On 31 August 1681, Oates was told to leave his apartments in Whitehall, but remained undeterred and even denounced the King, the Duke of York, and just about anyone he regarded as an opponent. He was arrested for sedition, sentenced to a fine of £100,000 and thrown into prison.

When James II acceded to the throne in 1685, he had Oates retried and sentenced for perjury to be stripped of clerical dress, imprisoned for life and to be "whipped through the streets of London five days a year for the remainder of his life." Oates was taken out of his cell wearing a hat with the text "Titus Oates, convicted upon full evidence of two horrid perjuries" and put into the pillory at the gate of Westminster Hall (now New Palace Yard) where passers-by pelted him with eggs. The next day he was pilloried in London and the third day was stripped, tied to a cart, and whipped from Aldgate to Newgate.
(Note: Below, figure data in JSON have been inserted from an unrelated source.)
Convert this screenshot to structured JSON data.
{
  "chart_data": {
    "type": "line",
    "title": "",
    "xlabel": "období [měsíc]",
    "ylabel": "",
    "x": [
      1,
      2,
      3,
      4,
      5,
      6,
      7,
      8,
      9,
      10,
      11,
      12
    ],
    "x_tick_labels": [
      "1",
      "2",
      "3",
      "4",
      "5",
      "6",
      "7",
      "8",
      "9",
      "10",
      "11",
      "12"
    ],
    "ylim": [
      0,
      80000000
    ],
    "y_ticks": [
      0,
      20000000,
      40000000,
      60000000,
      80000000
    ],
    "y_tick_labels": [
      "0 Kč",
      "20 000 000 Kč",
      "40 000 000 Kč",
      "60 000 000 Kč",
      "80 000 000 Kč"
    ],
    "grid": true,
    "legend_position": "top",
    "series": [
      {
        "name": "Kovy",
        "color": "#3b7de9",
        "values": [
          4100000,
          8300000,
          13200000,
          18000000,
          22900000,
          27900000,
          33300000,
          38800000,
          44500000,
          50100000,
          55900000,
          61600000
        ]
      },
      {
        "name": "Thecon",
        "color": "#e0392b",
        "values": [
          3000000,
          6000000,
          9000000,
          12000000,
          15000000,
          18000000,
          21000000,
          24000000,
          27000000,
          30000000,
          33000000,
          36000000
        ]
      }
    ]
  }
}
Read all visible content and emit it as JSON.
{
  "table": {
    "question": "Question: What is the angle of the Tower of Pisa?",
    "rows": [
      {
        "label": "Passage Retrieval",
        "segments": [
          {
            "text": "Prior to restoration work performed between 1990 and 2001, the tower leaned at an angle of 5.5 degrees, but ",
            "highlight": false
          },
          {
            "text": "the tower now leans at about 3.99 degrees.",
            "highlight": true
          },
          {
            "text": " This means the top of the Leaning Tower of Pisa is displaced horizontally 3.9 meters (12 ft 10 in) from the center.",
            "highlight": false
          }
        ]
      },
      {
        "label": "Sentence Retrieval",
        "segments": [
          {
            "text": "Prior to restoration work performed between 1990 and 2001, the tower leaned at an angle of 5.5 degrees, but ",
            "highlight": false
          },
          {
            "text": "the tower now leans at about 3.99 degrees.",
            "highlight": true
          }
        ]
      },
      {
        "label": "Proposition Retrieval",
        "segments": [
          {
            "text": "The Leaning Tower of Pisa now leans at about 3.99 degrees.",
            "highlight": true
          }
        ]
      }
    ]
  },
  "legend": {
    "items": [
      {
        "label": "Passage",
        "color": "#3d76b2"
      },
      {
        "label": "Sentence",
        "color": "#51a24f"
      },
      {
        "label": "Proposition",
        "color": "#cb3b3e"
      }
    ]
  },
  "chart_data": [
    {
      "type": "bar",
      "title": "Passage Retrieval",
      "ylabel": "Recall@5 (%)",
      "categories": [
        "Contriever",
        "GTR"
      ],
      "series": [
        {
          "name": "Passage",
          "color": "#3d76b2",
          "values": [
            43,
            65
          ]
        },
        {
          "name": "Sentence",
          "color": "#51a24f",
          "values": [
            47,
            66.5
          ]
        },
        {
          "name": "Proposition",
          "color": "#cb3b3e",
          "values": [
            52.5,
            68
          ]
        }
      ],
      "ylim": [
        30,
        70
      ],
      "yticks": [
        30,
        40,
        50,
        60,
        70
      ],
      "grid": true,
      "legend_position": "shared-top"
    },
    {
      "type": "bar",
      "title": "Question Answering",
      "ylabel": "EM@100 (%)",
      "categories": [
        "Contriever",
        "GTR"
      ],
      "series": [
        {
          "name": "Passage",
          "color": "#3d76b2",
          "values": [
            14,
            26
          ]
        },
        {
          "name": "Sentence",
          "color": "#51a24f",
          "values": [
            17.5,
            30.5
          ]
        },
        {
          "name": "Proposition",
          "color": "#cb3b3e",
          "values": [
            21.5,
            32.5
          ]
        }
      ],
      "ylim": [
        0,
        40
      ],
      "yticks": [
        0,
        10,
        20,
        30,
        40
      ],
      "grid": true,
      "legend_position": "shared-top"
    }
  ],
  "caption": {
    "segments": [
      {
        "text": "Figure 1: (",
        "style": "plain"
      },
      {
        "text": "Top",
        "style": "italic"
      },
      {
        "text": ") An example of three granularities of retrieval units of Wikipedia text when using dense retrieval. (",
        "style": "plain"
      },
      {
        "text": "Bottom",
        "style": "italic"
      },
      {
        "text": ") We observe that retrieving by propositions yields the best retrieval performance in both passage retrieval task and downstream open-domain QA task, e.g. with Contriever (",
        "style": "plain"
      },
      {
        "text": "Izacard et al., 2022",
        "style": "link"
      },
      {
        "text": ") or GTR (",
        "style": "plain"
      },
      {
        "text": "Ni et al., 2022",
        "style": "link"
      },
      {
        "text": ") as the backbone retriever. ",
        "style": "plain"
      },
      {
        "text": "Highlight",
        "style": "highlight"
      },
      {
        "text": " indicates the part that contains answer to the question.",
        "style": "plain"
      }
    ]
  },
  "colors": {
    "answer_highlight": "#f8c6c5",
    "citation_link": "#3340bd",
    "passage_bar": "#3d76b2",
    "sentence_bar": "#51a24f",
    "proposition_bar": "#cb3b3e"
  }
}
The next day, the whipping resumed. The judge was Judge Jeffreys who stated that Oates was a "shame to mankind".

Oates spent the next three years in prison. In 1689, upon the accession of William of Orange and Mary, he was pardoned and granted a pension of £260 a year, but his reputation did not recover. The pension was later suspended, but in 1698 was restored and increased to £300 a year. Oates died on 12 or 13 July 1705.